Blick in den Weißen Saal mit der Thematik der Nachnutzung des Schlosses.
Foto: M. Kruszewski/Schlossmuseum
Die Folgen der Abdankung für die Revolutionäre, die herzogliche Familie, die Bediensteten und das Schloss werden durch Fotografien, Dokumente und weitere Exponate vermittelt. Die Delegation des Arbeiter- und Soldatenrates und Mitglieder der Volksmarinedivision, die im Schloss stationiert war, sind auf Fotografien zu sehen und der Besucher kann erfahren, welche Maßnahmen die neuen Machthaber ergriffen. Private Dokumente der Welfenfamilie aus dem welfischen Hausarchiv – wie Briefe und Telegramme – belegen die Haltung des Herzogs im direkten Vorfeld und in den Tagen nach der Revolution. „Besonders freuen wir uns neben diesen kostbaren Leihgaben auch über Leihgaben von Privatpersonen.“, betont Museumsleiterin Dr. Ulrike Sbresny, „Beispielsweise ermöglicht uns eine Mappe mit Unterlagen zum Werdegang des Kanzleirates Grebe einen seltenen Einblick in das Leben eines Hofbediensteten.“ Zusammen mit Fotografien und Postkarten sowie Aktenmaterial aus dem Niedersächsischen Landesarchiv – Standort Wolfenbüttel ist es für den Besucher möglich, auch diese Seite des Schlosslebens kennen zu lernen. Die neue Regierung versuchte dabei, möglichst viele Schlossbedienstete in den Staatsdienst zu übernehmen, wobei jedoch teils völlig neue Beschäftigungen angenommen werden mussten.
Am augenscheinlichsten ist der Wandel vom Herzogtum zum Freistaat am Beispiel des Schlosses selbst. Kuriose und eindrucksvolle Exponate von einem Schlittengeläut des herzoglichen Marstalls – einer Leihgabe des Braunschweigischen Landesmuseums – über Vogelkästen und einen Steinbock des Naturhistorischen Museums und Stühlen der Kammerspiele bis zu Grafiken des Künstlers Lyonel Feininger wird die umfangreiche kulturelle Nutzung des Schlosses in den 1920er Jahren thematisiert. Ein Porträtgemälde des Historikers Ernst August Roloff, das als Leihgabe von Prof. Dr. h.c.
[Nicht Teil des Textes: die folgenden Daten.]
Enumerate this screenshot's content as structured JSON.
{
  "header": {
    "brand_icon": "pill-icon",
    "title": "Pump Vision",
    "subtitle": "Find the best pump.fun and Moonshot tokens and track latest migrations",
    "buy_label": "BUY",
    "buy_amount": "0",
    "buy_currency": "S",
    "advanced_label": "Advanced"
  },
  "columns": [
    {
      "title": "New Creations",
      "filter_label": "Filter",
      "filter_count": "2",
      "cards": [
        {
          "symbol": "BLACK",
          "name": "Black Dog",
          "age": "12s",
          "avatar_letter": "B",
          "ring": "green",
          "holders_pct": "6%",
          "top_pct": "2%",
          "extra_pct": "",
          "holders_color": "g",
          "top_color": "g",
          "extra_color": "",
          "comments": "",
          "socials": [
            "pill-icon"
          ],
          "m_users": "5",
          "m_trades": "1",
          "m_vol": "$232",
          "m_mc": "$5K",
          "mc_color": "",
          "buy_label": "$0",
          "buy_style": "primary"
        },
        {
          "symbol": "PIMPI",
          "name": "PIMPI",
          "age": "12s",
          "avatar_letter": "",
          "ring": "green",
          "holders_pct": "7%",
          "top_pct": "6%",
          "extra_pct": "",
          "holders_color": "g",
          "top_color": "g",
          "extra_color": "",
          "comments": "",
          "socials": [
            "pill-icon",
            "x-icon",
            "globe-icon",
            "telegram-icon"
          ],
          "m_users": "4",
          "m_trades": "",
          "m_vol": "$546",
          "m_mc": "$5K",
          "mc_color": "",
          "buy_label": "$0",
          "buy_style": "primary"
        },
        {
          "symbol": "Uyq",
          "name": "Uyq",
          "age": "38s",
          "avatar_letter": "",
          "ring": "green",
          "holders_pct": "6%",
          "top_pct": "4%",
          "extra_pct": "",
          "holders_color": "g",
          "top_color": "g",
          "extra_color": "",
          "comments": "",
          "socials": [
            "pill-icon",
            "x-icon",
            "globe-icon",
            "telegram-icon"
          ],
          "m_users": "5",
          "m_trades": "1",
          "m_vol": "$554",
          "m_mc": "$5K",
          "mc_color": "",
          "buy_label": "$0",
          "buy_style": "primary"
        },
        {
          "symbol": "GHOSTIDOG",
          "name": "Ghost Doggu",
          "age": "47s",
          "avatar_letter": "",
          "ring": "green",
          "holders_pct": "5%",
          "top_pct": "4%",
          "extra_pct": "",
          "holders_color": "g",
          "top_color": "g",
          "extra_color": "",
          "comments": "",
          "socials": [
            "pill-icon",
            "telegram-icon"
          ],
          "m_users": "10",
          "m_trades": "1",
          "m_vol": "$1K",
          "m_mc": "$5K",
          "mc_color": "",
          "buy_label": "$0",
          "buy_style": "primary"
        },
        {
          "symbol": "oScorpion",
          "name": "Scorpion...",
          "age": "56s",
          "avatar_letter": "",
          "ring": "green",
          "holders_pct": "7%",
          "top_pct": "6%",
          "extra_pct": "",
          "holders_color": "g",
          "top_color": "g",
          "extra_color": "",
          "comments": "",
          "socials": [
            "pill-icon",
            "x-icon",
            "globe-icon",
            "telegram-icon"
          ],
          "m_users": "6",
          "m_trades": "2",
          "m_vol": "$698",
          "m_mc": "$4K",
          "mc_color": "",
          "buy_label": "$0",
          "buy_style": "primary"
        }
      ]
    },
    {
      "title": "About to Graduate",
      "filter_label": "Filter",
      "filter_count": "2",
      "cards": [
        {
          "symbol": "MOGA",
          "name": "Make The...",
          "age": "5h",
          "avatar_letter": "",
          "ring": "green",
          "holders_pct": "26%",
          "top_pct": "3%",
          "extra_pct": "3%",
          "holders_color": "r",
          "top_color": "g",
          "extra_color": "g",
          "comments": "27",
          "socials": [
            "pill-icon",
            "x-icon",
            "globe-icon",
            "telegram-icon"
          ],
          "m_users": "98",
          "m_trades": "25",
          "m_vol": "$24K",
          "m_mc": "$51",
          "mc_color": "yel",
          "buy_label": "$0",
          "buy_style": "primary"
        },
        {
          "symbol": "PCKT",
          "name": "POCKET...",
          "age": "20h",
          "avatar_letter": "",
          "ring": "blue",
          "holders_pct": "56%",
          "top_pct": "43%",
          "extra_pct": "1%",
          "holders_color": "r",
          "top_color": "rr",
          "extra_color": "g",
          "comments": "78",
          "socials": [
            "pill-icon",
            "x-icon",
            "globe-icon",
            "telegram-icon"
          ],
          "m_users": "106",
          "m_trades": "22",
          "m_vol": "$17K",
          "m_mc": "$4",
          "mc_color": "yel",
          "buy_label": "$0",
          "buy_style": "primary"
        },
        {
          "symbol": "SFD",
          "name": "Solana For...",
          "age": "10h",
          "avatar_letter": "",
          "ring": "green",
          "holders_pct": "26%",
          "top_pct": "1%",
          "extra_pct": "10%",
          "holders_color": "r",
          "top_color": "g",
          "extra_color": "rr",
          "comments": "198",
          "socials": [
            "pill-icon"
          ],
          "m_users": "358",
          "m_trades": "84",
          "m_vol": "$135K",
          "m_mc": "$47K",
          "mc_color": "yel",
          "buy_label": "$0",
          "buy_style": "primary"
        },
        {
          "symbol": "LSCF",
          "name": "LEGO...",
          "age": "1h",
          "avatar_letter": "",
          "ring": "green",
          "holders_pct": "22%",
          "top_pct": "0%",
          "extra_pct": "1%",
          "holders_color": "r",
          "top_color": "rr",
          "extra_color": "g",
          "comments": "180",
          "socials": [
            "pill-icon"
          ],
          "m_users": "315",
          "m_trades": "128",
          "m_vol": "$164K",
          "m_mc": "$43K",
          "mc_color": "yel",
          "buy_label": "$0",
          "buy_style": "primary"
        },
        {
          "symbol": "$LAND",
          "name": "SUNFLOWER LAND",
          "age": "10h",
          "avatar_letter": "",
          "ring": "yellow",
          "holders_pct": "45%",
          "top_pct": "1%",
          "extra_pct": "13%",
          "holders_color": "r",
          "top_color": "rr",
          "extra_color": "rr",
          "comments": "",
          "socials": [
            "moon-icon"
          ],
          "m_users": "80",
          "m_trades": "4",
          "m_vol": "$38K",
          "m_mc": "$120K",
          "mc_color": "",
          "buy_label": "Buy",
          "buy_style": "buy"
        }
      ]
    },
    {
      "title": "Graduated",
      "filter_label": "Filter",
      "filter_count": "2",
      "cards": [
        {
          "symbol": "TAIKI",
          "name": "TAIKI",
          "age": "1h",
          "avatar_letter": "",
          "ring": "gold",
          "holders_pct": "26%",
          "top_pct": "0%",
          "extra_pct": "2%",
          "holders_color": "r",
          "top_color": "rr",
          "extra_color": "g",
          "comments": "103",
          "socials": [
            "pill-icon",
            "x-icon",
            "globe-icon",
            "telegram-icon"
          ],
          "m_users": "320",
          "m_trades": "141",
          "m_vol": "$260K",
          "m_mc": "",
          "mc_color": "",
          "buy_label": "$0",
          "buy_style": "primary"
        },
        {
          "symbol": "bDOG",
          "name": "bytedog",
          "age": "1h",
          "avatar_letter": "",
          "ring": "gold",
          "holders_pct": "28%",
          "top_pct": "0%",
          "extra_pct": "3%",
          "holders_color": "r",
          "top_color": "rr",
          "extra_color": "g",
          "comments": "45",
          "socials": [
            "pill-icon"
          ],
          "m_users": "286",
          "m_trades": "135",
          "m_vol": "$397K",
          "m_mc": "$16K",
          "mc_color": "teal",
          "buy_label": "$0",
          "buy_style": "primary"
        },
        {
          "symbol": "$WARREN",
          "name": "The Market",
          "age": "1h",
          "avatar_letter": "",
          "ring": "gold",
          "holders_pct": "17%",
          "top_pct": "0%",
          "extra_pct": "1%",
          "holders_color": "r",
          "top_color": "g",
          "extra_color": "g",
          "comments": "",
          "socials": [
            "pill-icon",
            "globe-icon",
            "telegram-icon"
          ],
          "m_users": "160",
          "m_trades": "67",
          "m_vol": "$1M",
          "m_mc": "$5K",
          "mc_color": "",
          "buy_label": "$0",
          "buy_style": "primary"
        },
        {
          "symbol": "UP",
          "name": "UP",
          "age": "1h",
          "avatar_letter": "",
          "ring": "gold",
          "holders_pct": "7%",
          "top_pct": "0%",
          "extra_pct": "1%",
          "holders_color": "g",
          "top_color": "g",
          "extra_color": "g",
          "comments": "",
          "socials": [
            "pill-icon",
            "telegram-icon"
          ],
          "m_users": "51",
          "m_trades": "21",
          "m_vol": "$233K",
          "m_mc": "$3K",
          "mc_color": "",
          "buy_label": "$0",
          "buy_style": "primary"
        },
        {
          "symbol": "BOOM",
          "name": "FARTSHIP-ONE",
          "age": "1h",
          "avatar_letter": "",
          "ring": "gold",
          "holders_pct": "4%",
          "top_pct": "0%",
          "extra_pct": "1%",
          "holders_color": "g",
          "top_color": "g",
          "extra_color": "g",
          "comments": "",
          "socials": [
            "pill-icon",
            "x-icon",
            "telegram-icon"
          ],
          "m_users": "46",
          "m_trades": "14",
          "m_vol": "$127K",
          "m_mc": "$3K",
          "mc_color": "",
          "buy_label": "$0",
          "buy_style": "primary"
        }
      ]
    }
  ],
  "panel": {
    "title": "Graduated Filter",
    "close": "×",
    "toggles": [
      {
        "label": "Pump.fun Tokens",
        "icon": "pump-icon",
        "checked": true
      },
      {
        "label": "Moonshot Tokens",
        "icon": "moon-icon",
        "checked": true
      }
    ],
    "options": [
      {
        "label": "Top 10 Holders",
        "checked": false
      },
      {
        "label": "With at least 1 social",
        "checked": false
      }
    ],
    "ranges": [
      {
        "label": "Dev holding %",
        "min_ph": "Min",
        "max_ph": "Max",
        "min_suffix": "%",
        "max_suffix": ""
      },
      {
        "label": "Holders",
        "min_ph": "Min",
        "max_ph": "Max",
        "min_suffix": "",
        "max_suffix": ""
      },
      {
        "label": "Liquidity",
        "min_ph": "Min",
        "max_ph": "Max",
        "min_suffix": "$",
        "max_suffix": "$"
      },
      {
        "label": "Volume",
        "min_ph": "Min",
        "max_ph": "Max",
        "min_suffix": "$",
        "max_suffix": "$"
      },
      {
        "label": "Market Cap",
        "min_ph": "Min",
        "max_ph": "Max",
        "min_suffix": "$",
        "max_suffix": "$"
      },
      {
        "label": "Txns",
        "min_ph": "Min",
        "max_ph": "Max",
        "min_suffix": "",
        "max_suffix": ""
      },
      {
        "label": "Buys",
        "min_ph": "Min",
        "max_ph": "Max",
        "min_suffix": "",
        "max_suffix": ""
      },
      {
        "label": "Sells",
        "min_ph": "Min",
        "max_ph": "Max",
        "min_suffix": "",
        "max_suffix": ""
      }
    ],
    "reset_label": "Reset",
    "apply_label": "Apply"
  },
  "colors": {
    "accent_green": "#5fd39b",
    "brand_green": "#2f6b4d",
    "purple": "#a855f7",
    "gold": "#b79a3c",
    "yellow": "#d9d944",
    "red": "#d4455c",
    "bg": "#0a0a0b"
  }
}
Gerd Biegel in der Ausstellung zu sehen ist, würdigt dessen Bedeutung beim Aufbau des Seminars für Geschichte, das ebenfalls zeitweise im Schloss angesiedelt war. Auf Raumplänen ist die gesamte Schlossnutzung für den Besucher nachvollziehbar.
Zur Ausstellung im Schlossmuseum ist eine Begleitbroschüre entstanden, die von den Revolutionären bis zum Bediensteten die verschiedenen Perspektiven wie in der Ausstellung nachzeichnet. Ein Begleitprogramm bietet Themen- und Kostümführungen, beispielsweise mit dem Revolutionsführer August Merges oder vom Schloss bis ins Rathaus an. Vorträge über die Abdankungsurkunde, das Naturhistorische Museum, die Verbindung von Revolution und Kirche sowie die Nachnutzung des Schlosses finden ebenso statt wie Taschenlampen- und Kinderführungen. Für Kinder liegt eine Kinderrallye zum Besuch bereit.